Monday, March 29, 2010

Val Cox Frit: Champagne Rain

Love the sound of this name - Champagne Rain - I want to pronounce it Chaaaaam-paaaaaaain- Raaaaaain - like a motorcycle shifting gears on a loooooong mountain highway. (Anyone old enough and west coast enough to remember the old Rainier Beer commercials will know exactly what I mean!)

The Val Cox website says this about it:

A luxurious blend of opaques and sparklingly gold tones--perfect for when you want to play dress-up.

Melt slowly and avoid getting it too hot.

but the insert from the package says this:

Blend - Opaque/Transparent

Rich, complex and gorgeous neutral tones of highlighted with goldstone. (sic) Work in a neutral flame, with or without silver foil.

And you can see the flakes of goldstone when you look at it.

I did not see the advice about "melting slowly" - so I worked at my usual breakneck speed.

First up, on white, on the right, and on the left, a white base bead with clear, then rolled in the frit. I wondered as I made it if it was going to strike and go a bit darker - I was wondering about the lighter spots. But - it looks like I just missed getting frit on them.

Next - the old dip-the-gather and wind technique. This is a pretty handsome bead.

This cone is a ivory base, rolled in silver foil and melted in, rolled in frit, and a few daubs of Double Helix Psyche, and marvered into shape. I think this one is pretty cool - but where the heck did all those holes come from? They were there when I put it in - and I don't remember seeing it boil. Not sure if that is from not heating the bead release enough or if it is a reaction. Or maybe it was the "should have heated it slowly" thought. Hmmm - that seems most likely.

This bead is the same idea, white base on the left and ivory on the right, foil, melt in, frit, melt in.

I like this one too.

Same again, on Opal Yellow. Foil, melt in. Frit, daubs of Psyche, melt in. Shape, mash. I reduced this one, decided I didn't like it, and unreduced it.

This is a white base, built as a disk, roll in frit, melt slightly, wind on clear, and melt down - distorting the frit. I like this one so much that I have two photos - as it looks quite different on different sides. The goldstone shows very nicely.

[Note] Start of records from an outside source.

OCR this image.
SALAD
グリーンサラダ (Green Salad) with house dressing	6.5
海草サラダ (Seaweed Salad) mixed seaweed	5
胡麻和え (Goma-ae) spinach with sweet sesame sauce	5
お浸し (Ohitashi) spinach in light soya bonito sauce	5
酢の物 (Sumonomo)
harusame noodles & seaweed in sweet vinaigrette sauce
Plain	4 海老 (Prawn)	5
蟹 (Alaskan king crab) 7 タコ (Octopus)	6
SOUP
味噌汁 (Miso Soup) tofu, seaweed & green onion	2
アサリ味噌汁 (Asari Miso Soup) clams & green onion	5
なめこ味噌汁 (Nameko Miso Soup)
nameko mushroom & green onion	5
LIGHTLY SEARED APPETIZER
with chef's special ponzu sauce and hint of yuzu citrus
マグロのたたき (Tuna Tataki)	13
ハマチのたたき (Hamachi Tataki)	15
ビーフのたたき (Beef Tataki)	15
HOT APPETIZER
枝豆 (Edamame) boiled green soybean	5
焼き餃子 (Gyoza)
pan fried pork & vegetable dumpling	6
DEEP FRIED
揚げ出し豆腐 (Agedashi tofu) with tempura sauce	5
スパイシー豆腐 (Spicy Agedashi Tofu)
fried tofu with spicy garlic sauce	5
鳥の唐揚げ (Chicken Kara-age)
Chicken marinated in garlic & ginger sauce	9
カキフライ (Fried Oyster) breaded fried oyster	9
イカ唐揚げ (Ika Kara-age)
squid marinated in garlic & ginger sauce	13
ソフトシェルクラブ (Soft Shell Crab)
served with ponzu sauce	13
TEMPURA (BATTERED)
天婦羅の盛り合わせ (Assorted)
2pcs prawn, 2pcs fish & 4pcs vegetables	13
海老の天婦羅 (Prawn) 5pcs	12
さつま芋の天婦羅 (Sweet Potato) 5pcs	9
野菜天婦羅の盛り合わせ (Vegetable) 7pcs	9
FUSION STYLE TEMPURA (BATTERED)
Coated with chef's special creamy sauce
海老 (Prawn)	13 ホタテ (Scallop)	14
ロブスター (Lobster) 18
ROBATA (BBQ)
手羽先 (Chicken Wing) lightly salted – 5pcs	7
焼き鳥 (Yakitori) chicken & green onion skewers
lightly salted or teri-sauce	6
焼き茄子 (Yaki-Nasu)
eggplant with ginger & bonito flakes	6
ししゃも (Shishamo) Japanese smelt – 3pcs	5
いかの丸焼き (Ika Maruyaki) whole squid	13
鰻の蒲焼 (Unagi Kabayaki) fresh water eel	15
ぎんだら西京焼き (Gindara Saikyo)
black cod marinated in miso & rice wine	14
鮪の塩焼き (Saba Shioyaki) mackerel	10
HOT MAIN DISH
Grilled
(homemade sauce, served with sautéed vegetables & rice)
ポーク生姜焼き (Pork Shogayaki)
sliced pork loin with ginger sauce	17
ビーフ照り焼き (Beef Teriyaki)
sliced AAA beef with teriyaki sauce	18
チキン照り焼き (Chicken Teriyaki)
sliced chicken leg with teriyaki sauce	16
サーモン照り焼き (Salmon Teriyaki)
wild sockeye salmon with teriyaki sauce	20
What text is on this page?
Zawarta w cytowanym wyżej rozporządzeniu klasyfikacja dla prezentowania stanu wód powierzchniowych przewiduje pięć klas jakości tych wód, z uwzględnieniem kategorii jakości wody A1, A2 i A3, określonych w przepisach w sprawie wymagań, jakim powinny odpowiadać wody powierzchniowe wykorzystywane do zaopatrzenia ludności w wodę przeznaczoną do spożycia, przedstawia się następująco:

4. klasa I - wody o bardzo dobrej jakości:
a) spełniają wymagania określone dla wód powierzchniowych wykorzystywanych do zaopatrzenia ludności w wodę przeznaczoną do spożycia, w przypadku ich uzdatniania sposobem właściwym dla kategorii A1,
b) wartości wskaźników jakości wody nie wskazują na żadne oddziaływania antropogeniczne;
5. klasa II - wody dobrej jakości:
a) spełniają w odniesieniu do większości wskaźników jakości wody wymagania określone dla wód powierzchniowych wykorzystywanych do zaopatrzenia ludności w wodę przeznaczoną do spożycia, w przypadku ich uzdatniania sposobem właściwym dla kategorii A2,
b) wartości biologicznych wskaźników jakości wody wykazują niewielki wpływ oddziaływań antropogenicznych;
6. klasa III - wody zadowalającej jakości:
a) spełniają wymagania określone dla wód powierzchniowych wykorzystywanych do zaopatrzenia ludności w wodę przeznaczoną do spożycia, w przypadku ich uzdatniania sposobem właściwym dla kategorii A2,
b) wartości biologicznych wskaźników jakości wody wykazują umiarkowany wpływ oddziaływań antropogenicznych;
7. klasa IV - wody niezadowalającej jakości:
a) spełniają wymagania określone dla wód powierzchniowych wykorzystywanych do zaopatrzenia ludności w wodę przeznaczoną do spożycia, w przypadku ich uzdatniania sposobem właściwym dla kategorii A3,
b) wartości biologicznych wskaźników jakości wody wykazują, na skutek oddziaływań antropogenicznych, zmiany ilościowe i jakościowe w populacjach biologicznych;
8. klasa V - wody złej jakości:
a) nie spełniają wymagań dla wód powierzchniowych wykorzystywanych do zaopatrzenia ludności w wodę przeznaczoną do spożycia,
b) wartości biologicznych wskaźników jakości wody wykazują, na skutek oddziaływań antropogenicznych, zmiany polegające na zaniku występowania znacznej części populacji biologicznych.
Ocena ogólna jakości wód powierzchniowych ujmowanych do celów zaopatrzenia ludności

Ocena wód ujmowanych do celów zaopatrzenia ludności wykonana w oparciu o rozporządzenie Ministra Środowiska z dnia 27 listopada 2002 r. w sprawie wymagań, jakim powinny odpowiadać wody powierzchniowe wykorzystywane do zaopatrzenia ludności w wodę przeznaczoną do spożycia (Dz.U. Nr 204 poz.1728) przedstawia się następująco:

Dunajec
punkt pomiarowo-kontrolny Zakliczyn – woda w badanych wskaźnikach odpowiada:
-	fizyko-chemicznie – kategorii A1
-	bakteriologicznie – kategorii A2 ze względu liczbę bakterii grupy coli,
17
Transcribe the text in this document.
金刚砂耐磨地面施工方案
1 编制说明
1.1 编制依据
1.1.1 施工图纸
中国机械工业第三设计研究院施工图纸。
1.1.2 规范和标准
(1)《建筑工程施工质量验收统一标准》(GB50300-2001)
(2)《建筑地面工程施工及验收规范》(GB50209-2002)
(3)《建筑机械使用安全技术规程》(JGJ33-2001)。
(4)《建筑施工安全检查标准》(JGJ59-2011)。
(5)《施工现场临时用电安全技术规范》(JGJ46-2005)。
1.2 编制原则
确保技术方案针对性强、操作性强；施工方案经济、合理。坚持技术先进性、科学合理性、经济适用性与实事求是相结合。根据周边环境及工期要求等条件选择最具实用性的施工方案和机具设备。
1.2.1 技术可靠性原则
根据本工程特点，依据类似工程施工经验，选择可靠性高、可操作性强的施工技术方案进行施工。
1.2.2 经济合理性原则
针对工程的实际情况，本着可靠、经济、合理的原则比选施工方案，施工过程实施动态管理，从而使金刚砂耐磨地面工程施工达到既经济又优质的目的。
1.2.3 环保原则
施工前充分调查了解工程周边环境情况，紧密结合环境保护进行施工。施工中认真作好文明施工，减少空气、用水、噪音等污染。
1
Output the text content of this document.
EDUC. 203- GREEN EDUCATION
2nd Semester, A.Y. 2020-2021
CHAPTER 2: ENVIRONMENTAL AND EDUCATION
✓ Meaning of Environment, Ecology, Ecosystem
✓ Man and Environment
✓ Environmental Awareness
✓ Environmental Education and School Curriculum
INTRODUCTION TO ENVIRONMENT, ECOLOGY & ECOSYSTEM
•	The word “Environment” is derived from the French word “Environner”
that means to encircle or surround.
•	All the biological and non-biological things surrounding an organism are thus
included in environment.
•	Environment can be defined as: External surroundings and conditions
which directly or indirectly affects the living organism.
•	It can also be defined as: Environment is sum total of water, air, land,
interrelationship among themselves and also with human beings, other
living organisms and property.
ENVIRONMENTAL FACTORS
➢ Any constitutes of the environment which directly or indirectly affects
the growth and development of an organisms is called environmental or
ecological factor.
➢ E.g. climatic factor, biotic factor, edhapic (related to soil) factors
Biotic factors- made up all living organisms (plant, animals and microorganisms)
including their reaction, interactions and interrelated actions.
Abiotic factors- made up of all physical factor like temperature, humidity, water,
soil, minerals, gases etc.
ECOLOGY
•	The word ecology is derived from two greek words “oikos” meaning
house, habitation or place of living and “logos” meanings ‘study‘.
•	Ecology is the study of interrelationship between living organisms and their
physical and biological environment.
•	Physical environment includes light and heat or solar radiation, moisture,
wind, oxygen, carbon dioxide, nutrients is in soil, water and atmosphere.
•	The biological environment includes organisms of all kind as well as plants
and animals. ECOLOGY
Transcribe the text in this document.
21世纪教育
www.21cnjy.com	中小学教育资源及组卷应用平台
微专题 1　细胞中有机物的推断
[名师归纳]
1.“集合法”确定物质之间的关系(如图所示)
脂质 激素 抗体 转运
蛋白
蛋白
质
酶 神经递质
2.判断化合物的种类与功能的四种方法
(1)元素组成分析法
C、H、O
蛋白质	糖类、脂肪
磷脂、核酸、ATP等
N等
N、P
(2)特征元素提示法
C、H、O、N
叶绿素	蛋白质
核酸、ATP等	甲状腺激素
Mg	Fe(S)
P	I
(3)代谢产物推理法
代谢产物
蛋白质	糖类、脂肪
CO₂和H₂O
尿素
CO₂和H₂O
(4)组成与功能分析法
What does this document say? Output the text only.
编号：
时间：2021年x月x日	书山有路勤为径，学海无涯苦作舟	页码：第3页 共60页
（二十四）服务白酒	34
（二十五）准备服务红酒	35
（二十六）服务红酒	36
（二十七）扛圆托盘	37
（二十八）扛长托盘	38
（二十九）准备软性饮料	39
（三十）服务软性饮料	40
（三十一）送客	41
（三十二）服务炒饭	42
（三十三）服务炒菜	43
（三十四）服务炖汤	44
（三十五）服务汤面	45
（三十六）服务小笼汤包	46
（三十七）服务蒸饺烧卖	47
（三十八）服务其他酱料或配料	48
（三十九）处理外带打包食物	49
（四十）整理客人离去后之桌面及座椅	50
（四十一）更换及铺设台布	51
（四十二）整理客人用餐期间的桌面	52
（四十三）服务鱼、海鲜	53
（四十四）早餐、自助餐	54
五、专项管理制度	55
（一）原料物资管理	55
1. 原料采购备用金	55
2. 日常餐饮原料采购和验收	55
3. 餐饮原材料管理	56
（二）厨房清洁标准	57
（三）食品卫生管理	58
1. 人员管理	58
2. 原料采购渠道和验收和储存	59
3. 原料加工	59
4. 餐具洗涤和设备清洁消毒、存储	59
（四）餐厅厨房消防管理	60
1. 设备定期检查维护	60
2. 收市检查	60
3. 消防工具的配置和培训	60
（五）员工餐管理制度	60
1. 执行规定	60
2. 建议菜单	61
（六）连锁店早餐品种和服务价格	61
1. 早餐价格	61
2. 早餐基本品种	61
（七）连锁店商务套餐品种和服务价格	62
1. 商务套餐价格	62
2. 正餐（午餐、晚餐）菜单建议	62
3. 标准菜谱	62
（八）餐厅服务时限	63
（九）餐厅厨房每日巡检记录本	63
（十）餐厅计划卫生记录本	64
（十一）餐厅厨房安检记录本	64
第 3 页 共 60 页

This is on Psyche, and reduced. Ick. Don't do this one.

Got some nice effects with this one. Next time I use it - I'll have to remember to be more gentle with it and melt it more slowly.

Saturday, March 20, 2010

Val Cox Frit: Mood Swings

I picked up a jar of "Mood Swings" - well - because I couldn't resist the name. I mean, really. My life in a jar. Crushed.

Ah well.

I'm off again for a couple of days, this time, to a Swarovski conference. How cool is that? A busman's holiday to be sure, but still. Others go to soak up the warm light from the sun - I go to soak up the highly reflected light from Austrian Crystal.

Mood Swings. A pretty blend that reminds me a little of a softer version of Gypsy Skirt.

The blurb from the Val Cox Frit site says:

A classic favorite that's full of surprises. There is a ruby kiln-strike color in the blend so the true red/pink aspects don't fully emerge until your beads come out of the kiln.

Use this sparingly because the colors are intense and it can become dark. Wonderful with silver.

Which I guessed as much - but didn't actually read until after I had used it. Use s.p.a.r.i.n.g.l.y. You know what folks, I need a frit that the instructions say "Use LOTS of this. Lots and Lots. More is better. You shouldn't even see the glass underneath." Either that, or make bigger test beads. Or use a less efficient method of getting the frit on the bead.

First up, rolled in clear. That striking in the kiln thing? Yep. These are waaaay darker than they looked when I put them in.

And, over white. Dark. Not hideous, but not glowing little gem-like jewels of dazzling colour.

On the left, on turquoise. Like the separation that happened in the turquoise. On the right, on white and encased smearyly. Which would be encasing without trying to keep the dots clean. But not trying to blend. Lazy encasing, if you like. This one is pretty nice, actually.
This pair is on Copper Green. Figuring the separation was pretty cool on the turquoise, it would be cool on the Copper Green. And it is. The one on the right, just too much frit, however.

And, on Nyx. I figured this frit would react with silver, so I used a silver glass. Interesting, but waaaay too dark.

And finally, on turquoise, encased and distorted. Interesting, but ... .

Now I have an entire jar of this to figure out what to do with. Should probably stick to the sample packs.

Friday, March 12, 2010

More on Clio

I'm back! - I know, I know, "You went somewhere?" Well, nevermind, I was away, and away from the torch too.

However, I'm back, and I warmed up by making a few more beads with Clio.

This time, knowing that Clio develops colour, I actually made a point of striking it. And very rewarding it was too. This time, I got a deep marachino red with a steel metallic lustre.

Strong backlighting shows the colour better.

As an encasing layer, you could probably get this lighter so that you can see more of the colour.

Definitely will be getting more of this!